At last week's Pushcha-Ozerna round table, Deputy Industrial Policy Minister Serhiy Hryshchenko stated that the Ukrainian steel industry production capacities are being used by only 30-50%. 31 of 50 blast furnaces, 13 converters, and 52 out of 66 rolling mills are operating. However, this year saw a good start in the industry, he added, but then an excruciating blow was dealt by the crises in Southeast Asia and Russia. In his opinion, one of the reasons for the crisis in the steel industry is a change in the situation with the domestic consumers.
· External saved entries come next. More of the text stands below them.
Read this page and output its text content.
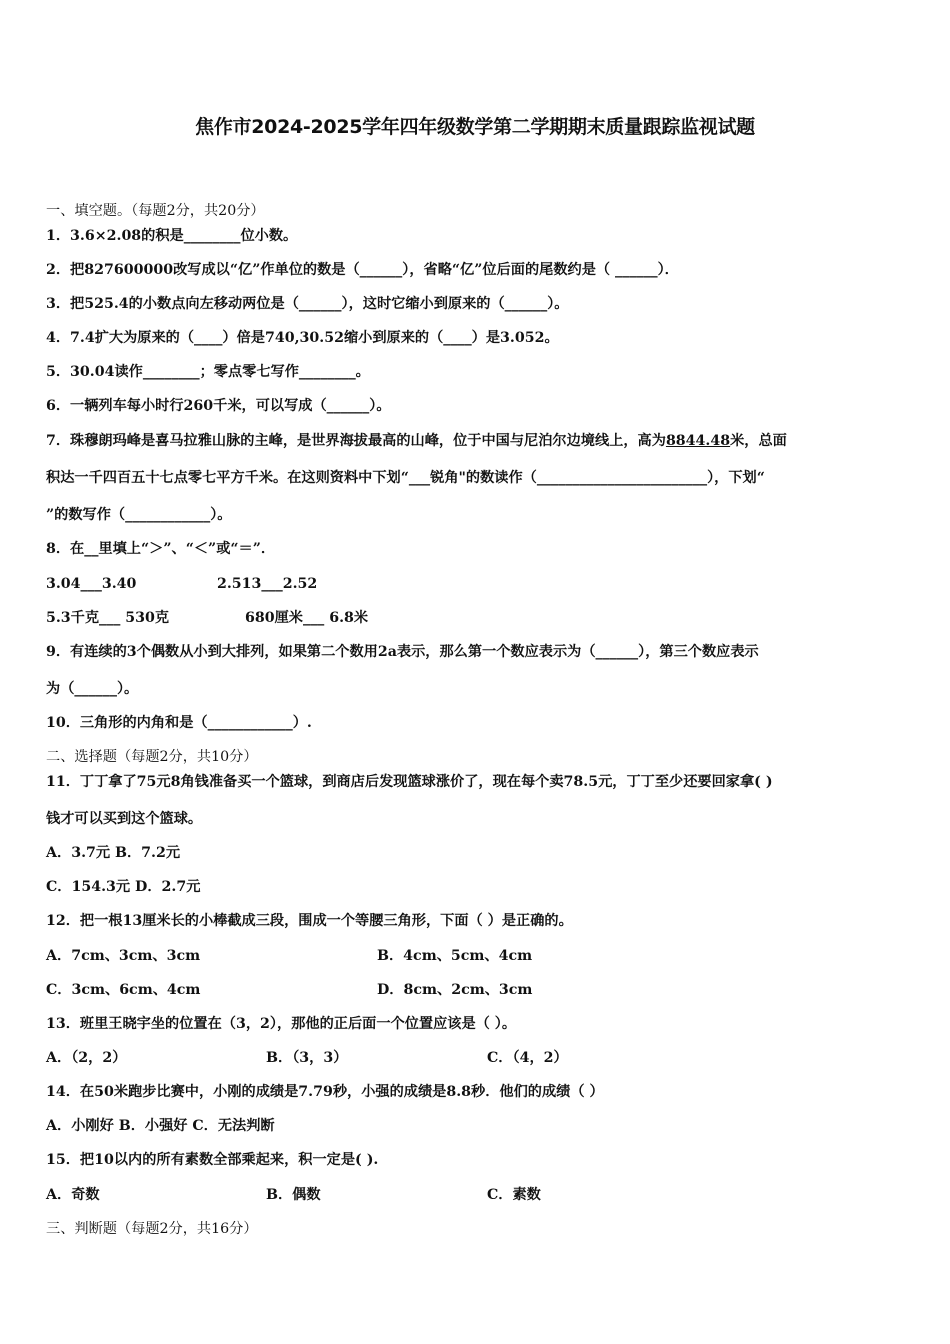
焦作市2024-2025学年四年级数学第二学期期末质量跟踪监视试题
一、填空题。（每题2分，共20分）
1．3.6×2.08的积是________位小数。
2．把827600000改写成以“亿”作单位的数是（______），省略“亿”位后面的尾数约是（ ______）．
3．把525.4的小数点向左移动两位是（______），这时它缩小到原来的（______）。
4．7.4扩大为原来的（____）倍是740,30.52缩小到原来的（____）是3.052。
5．30.04读作________；零点零七写作________。
6．一辆列车每小时行260千米，可以写成（______）。
7．珠穆朗玛峰是喜马拉雅山脉的主峰，是世界海拔最高的山峰，位于中国与尼泊尔边境线上，高为8844.48米，总面
积达一千四百五十七点零七平方千米。在这则资料中下划“___锐角"的数读作（________________________），下划“
”的数写作（____________）。
8．在__里填上“＞”、“＜”或“＝”．
3.04___3.40	2.513___2.52
5.3千克___ 530克	680厘米___ 6.8米
9．有连续的3个偶数从小到大排列，如果第二个数用2a表示，那么第一个数应表示为（______），第三个数应表示
为（______）。
10．三角形的内角和是（____________）.
二、选择题（每题2分，共10分）
11．丁丁拿了75元8角钱准备买一个篮球，到商店后发现篮球涨价了，现在每个卖78.5元，丁丁至少还要回家拿( )
钱才可以买到这个篮球。
A．3.7元 B．7.2元
C．154.3元 D．2.7元
12．把一根13厘米长的小棒截成三段，围成一个等腰三角形，下面（ ）是正确的。
A．7cm、3cm、3cm	B．4cm、5cm、4cm
C．3cm、6cm、4cm	D．8cm、2cm、3cm
13．班里王晓宇坐的位置在（3，2），那他的正后面一个位置应该是（ ）。
A．（2，2）	B．（3，3）	C．（4，2）
14．在50米跑步比赛中，小刚的成绩是7.79秒，小强的成绩是8.8秒．他们的成绩（ ）
A．小刚好 B．小强好 C．无法判断
15．把10以内的所有素数全部乘起来，积一定是( ).
A．奇数	B．偶数	C．素数
三、判断题（每题2分，共16分）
Today, metallurgy's share in gross production output is 27.2%; that of the machine-building sector, 8.9%. In 1990, machine-building indices were 2.5 times higher than in metallurgy. Over the past eight years metallurgical output has dropped by one half and that of machine-building more than five times. Machine-building, transport, coal industry, and capital development consume less than 20% of the metal they used to.
In Mr. Hryshchenko's words, there is practically no domestic steel market in Ukraine. Out of 19 million tons of rolled stock 4.9 went to domestic consumers. This is an official statistic and actual figures are even more depressing as much metal falls in the hands of middlemen. In this situation Ukrainian metallurgy is held hostage.
Experts claim that Ukraine needs genuine restructuring in the steel
and iron industry, allowing for domestic and foreign needs, profitability,
and ecological standards. Without all this the obsolete industry will become
a source of environmental threat to all Europe and Ukrainian steel workers
will become a dangerous, explosive social stratum.